Cell Signaling and Communication

Billions of cells, each with a one-of-a-kind role and behavior, make up living systems. Our expertise in systems biology, functional genomics, and biochemistry, enhanced by state-of-the-art capabilities in high-resolution imaging and single-cell multi-omic measurements, helps untangle the mechanisms by which cells communicate and exchange chemical signals. Quantitative studies of how individual cells grow and interact with their neighbors or hosts provide a critical understanding of molecular-level events underpinning the behaviors of complex biological systems and their responses to the changing environment.

The science

Expertise in the Cell Signaling and Communication Integrated Research Platform (IRP) allows us to localize and isolate individual cells from complex biological samples for further structural and functional analyses. Then researchers can observe the live, intact cells and measure their unique responses over time to capture minute differences in cellular functions and outputs. Our technical capabilities enable labeling and characterization of subcellular structures and molecules in real time to quantify how, when, and where organisms exchange molecular signals and nutrients to foster interactions. As we begin to better understand and differentiate single-cell behavior, we are poised to predict functional outputs of interconnected biological systems as a function of their environment. This enables an informed design of organisms and communities with highly improved environmental and industrial properties for biosecurity and health applications.

How we do the science

The amalgamation of high-throughput omics measurements with high-resolution visualization technologies serves as a stepping stone towards understanding the molecular interactions regulating a microbiome’s response in a quantitative and predictive fashion. The Cell Signaling and Communication IRP enables user science through its current capabilities and strengths in cell isolation, multi-omics measurements, and live and fixed single-cell fluorescent imaging, including the following: 

• Advanced sample preparation and cell separation technologies to isolate individual cells or unique populations based on their size or optical properties for propagation and downstream phenotyping and omics analyses. These approaches are crucial to obtaining samples from distinct microenvironments that allow us to assess functional heterogeneity within spatially structured communities. 

  • Fluorescence-activated cell sorting (FACS) 

  • Laser capture microdissection (LCM) 

  • High-precision single-cell isolation and dispensing (cellenONE) 

• Next-generation sequencing and mass spectrometry to capture micron-scale heterogeneities in gene and protein expression within distinct subpopulations or individual cells, which are otherwise lost using traditional bulk analysis. 

  • Nanodroplet processing in one pot for trace samples (NanoPOTS) 

  • Bulk single-species and meta-transcriptomic analyses 

  • Single-cell/subpopulation transcriptomics 

  • Split-pool barcoding transcriptomics

• New chemical biology and mass-spectrometry imaging to capture the interactions of small molecules and provide information on the movement, localization, and functional state of proteins/enzymes: 

  • Matrix-assisted laser desorption/ionization (MALDI) mass-spectrometry imaging (MSI) 

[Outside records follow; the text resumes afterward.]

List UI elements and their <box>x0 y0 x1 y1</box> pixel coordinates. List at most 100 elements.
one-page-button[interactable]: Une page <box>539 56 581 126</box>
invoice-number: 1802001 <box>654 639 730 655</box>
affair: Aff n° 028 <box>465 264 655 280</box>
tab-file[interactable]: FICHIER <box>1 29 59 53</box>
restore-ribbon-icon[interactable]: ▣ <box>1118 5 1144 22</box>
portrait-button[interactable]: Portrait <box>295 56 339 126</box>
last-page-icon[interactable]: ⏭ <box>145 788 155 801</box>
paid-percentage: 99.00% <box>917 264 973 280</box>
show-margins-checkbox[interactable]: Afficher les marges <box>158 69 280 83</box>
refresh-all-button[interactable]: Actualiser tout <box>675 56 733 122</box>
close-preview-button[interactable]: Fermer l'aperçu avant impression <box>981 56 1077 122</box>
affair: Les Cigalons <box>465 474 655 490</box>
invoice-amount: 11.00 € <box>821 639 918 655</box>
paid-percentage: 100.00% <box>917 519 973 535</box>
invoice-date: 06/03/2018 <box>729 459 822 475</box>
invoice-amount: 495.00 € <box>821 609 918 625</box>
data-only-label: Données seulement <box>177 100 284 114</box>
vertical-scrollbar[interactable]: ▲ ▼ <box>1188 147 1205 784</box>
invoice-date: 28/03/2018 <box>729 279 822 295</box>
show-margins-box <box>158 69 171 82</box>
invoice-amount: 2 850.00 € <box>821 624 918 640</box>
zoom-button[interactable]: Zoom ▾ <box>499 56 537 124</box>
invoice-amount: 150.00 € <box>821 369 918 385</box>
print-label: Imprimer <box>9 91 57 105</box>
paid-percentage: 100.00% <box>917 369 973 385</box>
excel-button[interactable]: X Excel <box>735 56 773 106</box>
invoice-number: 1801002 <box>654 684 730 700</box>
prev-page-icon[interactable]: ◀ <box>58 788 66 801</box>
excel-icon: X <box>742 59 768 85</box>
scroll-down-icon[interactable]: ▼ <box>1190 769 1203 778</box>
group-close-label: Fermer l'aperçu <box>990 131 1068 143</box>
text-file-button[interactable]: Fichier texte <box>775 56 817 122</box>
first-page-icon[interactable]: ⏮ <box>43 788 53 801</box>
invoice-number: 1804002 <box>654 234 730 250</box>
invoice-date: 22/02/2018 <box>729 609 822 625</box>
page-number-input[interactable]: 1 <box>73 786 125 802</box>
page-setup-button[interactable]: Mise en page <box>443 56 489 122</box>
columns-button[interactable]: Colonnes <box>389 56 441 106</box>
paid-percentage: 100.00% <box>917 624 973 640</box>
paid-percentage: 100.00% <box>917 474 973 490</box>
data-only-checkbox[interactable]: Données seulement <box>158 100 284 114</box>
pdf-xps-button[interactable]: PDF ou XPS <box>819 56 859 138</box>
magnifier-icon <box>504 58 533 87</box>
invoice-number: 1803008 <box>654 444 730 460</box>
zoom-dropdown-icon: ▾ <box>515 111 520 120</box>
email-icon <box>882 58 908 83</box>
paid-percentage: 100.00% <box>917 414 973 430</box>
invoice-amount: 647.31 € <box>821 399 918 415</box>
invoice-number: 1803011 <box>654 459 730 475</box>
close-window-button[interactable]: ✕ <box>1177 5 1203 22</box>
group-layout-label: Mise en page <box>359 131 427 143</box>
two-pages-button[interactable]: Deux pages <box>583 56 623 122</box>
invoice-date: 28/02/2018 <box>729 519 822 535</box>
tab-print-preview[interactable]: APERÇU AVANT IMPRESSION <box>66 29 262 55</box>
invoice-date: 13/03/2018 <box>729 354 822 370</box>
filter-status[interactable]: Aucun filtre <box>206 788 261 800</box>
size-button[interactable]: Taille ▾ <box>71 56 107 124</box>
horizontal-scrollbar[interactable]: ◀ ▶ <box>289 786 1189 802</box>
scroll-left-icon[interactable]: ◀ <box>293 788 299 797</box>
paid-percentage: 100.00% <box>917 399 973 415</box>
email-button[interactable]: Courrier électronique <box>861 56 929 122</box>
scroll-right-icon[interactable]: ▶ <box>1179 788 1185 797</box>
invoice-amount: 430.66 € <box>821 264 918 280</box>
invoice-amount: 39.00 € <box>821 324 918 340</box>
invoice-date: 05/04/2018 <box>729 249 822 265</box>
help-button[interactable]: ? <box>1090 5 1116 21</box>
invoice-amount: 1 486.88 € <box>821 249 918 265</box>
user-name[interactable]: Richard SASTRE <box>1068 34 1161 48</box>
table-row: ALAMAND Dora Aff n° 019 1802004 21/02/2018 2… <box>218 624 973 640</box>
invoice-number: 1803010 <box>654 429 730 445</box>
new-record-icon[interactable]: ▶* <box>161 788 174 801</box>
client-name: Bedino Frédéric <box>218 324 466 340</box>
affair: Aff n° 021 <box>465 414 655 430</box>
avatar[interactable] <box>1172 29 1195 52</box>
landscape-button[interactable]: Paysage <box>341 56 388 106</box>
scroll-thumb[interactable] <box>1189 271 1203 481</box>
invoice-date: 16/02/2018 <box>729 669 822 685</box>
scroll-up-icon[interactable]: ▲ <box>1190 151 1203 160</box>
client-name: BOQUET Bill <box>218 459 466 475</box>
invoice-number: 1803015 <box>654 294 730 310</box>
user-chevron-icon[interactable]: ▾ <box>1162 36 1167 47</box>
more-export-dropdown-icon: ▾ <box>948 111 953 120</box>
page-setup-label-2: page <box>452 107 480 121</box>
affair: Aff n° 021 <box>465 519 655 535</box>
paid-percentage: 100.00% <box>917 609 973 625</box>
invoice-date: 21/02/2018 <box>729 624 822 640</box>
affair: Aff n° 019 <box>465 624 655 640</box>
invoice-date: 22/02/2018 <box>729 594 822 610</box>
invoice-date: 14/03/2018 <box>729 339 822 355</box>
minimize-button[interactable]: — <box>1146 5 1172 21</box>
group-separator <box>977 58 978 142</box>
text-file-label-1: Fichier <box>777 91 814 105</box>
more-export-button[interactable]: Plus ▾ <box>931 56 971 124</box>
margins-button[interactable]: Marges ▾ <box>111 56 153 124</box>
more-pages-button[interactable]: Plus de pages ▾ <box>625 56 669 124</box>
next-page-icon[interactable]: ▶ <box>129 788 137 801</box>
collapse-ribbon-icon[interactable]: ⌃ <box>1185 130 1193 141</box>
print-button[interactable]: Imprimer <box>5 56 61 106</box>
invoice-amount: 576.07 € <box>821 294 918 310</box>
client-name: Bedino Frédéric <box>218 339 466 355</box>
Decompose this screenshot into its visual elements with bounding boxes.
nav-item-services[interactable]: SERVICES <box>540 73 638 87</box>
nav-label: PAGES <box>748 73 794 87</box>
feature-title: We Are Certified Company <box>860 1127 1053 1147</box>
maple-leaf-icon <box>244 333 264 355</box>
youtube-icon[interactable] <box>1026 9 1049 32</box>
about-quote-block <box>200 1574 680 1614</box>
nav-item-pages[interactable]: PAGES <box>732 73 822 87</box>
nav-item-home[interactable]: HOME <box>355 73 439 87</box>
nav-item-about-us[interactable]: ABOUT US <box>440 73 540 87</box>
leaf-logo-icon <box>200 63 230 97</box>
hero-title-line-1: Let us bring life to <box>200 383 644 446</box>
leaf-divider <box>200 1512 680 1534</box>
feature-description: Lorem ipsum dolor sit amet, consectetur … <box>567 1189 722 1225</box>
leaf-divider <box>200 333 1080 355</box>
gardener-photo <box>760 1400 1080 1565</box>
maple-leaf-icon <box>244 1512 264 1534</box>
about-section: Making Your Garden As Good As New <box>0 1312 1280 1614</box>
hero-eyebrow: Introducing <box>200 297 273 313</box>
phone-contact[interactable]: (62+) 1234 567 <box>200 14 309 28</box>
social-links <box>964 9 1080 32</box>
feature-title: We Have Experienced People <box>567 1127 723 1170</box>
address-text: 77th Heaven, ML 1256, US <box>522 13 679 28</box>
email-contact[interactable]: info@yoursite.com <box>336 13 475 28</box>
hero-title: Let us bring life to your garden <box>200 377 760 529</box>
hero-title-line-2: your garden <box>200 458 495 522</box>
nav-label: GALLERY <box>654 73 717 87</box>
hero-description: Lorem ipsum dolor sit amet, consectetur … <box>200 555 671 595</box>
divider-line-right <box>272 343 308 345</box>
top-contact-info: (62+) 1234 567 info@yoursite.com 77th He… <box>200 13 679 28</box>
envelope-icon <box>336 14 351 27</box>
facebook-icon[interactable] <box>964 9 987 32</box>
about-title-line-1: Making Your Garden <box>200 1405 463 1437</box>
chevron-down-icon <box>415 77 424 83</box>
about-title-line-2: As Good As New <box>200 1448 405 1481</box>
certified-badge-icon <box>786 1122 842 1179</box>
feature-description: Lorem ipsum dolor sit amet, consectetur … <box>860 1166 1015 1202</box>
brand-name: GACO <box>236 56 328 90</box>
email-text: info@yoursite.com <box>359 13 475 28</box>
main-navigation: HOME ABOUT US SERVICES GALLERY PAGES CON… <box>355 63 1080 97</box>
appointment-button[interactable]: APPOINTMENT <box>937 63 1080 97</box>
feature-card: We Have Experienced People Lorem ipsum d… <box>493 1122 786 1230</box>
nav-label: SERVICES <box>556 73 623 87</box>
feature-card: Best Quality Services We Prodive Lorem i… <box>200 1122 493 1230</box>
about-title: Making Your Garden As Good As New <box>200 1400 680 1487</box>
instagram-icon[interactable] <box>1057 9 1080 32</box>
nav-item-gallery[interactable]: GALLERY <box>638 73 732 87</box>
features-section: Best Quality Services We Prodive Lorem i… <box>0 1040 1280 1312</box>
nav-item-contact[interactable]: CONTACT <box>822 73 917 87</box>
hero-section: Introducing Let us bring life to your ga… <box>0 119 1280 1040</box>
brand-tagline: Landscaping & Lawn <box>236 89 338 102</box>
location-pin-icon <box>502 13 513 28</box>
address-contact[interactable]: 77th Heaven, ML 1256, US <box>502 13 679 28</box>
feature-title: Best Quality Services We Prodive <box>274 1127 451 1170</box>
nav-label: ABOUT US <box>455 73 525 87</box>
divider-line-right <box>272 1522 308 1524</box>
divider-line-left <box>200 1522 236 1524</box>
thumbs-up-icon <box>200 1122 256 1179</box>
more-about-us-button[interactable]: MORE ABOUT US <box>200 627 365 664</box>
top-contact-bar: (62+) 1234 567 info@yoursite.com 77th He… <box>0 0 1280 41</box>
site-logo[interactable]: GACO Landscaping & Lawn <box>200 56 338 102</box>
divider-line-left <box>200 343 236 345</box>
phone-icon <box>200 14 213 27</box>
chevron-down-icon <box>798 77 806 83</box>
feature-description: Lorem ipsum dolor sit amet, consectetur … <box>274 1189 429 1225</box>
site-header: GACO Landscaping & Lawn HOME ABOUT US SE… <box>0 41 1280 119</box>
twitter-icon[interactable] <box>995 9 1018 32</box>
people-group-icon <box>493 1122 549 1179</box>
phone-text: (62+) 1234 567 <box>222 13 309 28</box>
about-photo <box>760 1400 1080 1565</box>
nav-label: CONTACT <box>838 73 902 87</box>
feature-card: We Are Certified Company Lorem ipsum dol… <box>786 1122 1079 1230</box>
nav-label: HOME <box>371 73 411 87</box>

  • Activity-based probe imaging

  • Activity-based proteomics

• Single-molecule and super-resolution fluorescence microscopy helps us visualize morphological features and molecular complexes in live cells with nanometer spatial resolution, shedding light on the dynamics and localization of discrete functions within complex microbial systems. These capabilities are complemented with live microscopy measurements, which allow time-resolved observations with minimal damage to understand dynamic processes in live or intact cells: 

  • Structured illumination microscopy (SIM) with confocal Airyscan imaging 

  • Fluorescent in situ hybridization (FISH) 

  • NanoLive holographic microscopy 

  • Lattice light-sheet (LLS) live microscopy 

Research in action

Understanding plant metabolic pathways

Plants adapt to stressors and defend themselves through a variety of metabolic processes. One of these processes is the mevalonate (MVA) pathway. Scientists at the University of Missouri and EMSL used forward genetic screening to reveal the importance of mevalonate kinase, a critical enzyme in the MVA pathway, in plant metabolic signaling. Under stress conditions, plants release adenosine triphosphate (ATP) into their extracellular matrix. The researchers showed that MVA kinase directly interacts with an ATP receptor and becomes activated when extracellular ATP is present. This study highlights the importance of the MVA pathway in stress conditions.

Investigating gene regulation in brown rot fungi

Brown rot fungi are common wood decomposers that break down cellulose and produce carbohydrates. The genes that regulate these processes are poorly understood. Scientists from the University of Minnesota and EMSL found that expression of those genes differed depending on whether the brown rot fungi was decomposing wood or another carbon source. The team characterized RNA transcripts and analyzed enzymes to investigate carbon catabolites and how they affect gene expression. Their work indicates that fungi have specialized machinery to control gene expression during wood rot.